Her choice to become so identifiably Muslim even rattled her parents, immigrants from Egypt.

“I was more surprised than anything,” said her father, Mohamed Ahmed, who lives in Houston with her mother, Mervat Ahmed. He said he raised his daughters with a deep sense of pride about their Muslim background, but nevertheless did not expect them to wear a hijab, a head scarf, let alone a niqab.

For the flurry of non-descript clothing options for Muslim women, I found a Wiki.  That’s right.  A Wiki on Women’s clothing for Muslims.  I see that as a small victory of Wiki over Wacky.  Hi Yo!  Also, here’s a visual guide by the BBC.

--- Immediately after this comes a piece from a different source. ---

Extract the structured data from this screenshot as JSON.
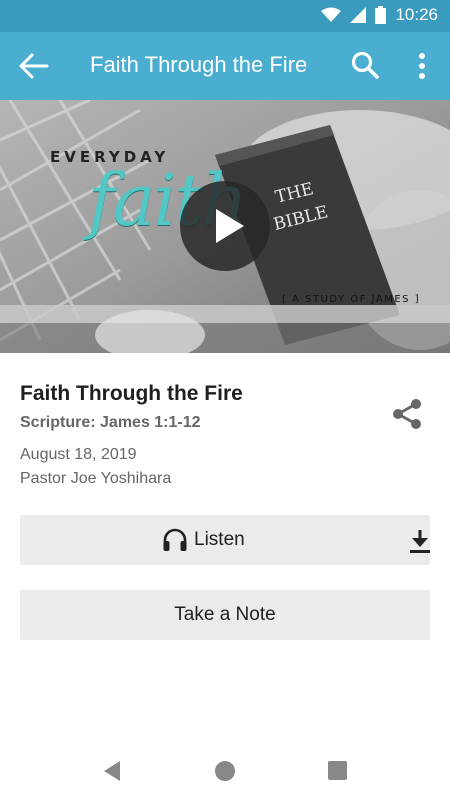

Seriously though, no one should have to be ostracized because of their religious attire.  Especially in the insensitive way that Americans are renowned for.

The New York Times piece quoted above is a great feature story following a true American Muslim, born in Tennessee and raised in blue jeans that decided to adopt traditional Muslim clothing.  It’s filled with incidents of true Americanisms, like this one:

WHILE driving on Interstate 40, heading home, Ms. Ahmed wedged her cellphone between her khimar and ear, then joked, “Look, a hands-free device.” Sarah rolled her eyes.

The ultimate goal is to try to humanize, and perhaps secularize, who these niqabis are.  At the end of the day, the toll comes down to religious kookery.

“I do this because I want to be closer to God, I want to please him and I want to live a modest lifestyle,” said Ms. Ahmed, who asked that her appearance without a veil not be described. “I want to be tested in that way. The niqab is a constant reminder to do the right thing. It’s God-consciousness in my face.”